Name: Jeannie Rice
Event(s): Road Race 5K
Jeannie Rice, 65, trains with a group of men nearly half her age. Most of the time, though, this Cleveland, Ohio real estate agent is not lagging behind—she’s leading the pack. “They call me the ‘machine,’” Jeannie says with a laugh. “When you’re running long distances, your mind has to take over at some point. You’ve got to be tough.”
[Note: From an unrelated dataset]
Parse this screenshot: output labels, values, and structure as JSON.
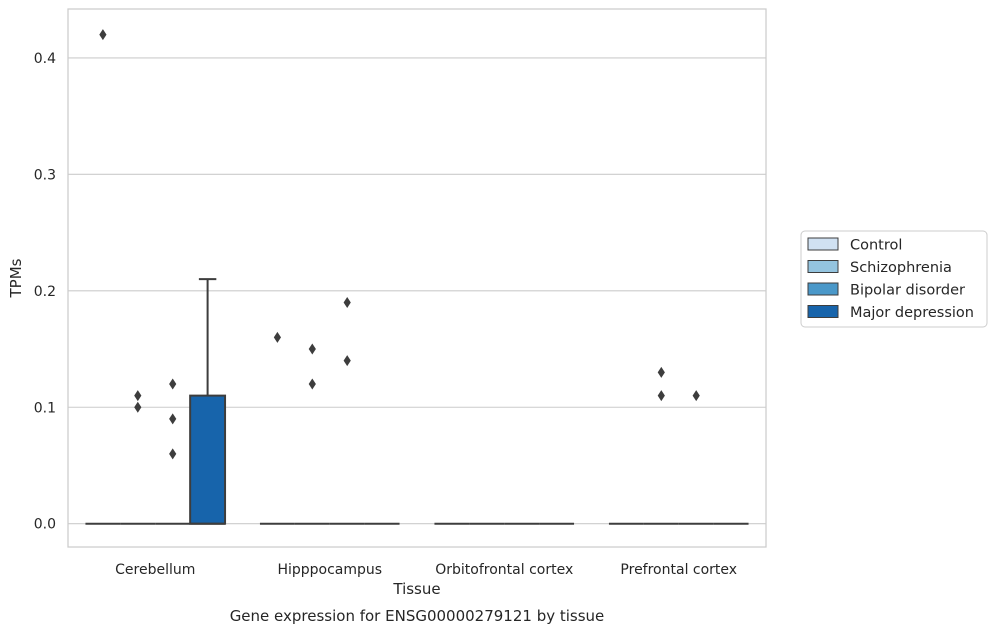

“Running machine” is certainly an apt term for the grandmother, who has 89 marathons under her belt and bids to complete her 100th marathon by the end of next year. This July, Jeannie will compete in the National Senior Games 5K Road Race in Cleveland. Jeannie is determined to take home the gold at the event. “If somebody can beat me, that’s great. But I would like to win—that’s my ultimate goal. I’m naturally very competitive,” she says.
Jeannie wasn’t introduced to the sport of running until she turned 35. Growing up in Seoul, Korea, a culture that discouraged girls from participating in athletics, Jeannie had never so much as kicked a ball when she relocated to the United States at age 19.
Jeannie started jogging in the early 80s to lose a few extra pounds. In 1984, a mere year after she started running, she competed in her first marathon in Cleveland, crossing the finish line in 3 hours and 45 minutes—a respectable time by any runner’s standards. “I didn’t realize at the time that I had a talent. But it was a natural gift, because I’ve been running ever since then,” Jeannie says.
This year alone, Jeannie has already knocked out four marathons, including the 2013 Boston Marathon in April, in which three runners died and countless more were injured from a bombing attack. Jeannie was one of the lucky ones who crossed the finish line before the bombs went off, clocking in at 3 hours and 38 minutes, which put her first in her age division. She was yards away from the site of the bombings. “We heard a loud explosion, and then someone screamed ‘Run!’ and we all just started running. We were terrified. We didn’t know what was going on,” Jeannie recalls.
The experience was jarring, but Jeannie won’t let it deter her from her running goals. “You’ve just got to keep going,” Jeannie says, who is keeping her sights set on Cleveland. Jeannie knows that her biggest fans—her grandchildren—will be on the sidelines, cheering her on every step of the way. “They always come with a big sign,” Jeannie says.
After the Games, Jeannie hopes to compete in more marathons across the world. One thing is for certain, though: this running machine won’t be slowing down anytime soon. “I’m not ready to quit just yet,” Jeannie says. “I’ll just keep going and going as long as my body allows.”